「おんなの出船」などで知られる演歌歌手松原のぶえ(まつばら・のぶえ)さん(本名広原伸恵=ひろはら・のぶえ)が13日に死去したことが14日、分かった。65歳だった。大分県出身。
1998年(平10)4月に松原さんとのデュエット曲「東京ふれ愛めぐり逢い」をリリースしたフリーアナウンサー生島ヒロシ(75)が在りし日の松原さんをしのんだ。「東京--」は松原さんの歌手生活20周年企画で、ダブル不倫をテーマに同じメロディーで地域ごとにデュエット相手を変えたバージョンがリリースされた。
生島は「東京バージョンのお相手に僕が選ばれたわけですが、デュエットでレコーディングなんて初めて。音楽番組の司会ならできますが、プロと歌うとなると緊張するんです。だけど、のぶえちゃんが『プロじゃないんだから、気楽に生島さんらしく歌いましょう』と優しく声をかけてくれて助かりました。超親しみやすい人柄で、全身に優しさがあふれていました。1度でも会ってその人柄に触れたら、悪くいう人は誰もいないと思います」と話した。

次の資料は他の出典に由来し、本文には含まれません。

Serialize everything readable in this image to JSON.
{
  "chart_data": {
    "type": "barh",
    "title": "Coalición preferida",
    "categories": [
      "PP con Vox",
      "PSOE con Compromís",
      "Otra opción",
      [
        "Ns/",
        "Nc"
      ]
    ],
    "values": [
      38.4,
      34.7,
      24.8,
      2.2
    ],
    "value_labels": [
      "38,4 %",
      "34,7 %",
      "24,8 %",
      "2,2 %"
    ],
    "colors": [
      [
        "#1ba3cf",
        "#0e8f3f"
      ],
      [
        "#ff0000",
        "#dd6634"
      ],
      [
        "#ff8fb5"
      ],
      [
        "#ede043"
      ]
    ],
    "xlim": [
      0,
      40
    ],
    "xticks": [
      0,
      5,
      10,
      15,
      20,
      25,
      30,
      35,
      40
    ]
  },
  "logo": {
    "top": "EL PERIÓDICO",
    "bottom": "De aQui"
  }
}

松原さんは2009年(平21)に腎臓移植手術を受けていた。「テレビで姿を見て具合が悪いのかなと感じることもあったけど、まさかこんなに急に逝ってしまうなんて。65歳は前期高齢者になったばかりで、75歳で後期高齢者の僕より10歳も若いんですから。同世代の訃報(ふほう)もつらいですけど、10歳も若いのぶえちゃんが天に召されたのは本当に残念です。ご冥福をお祈りします」と話した。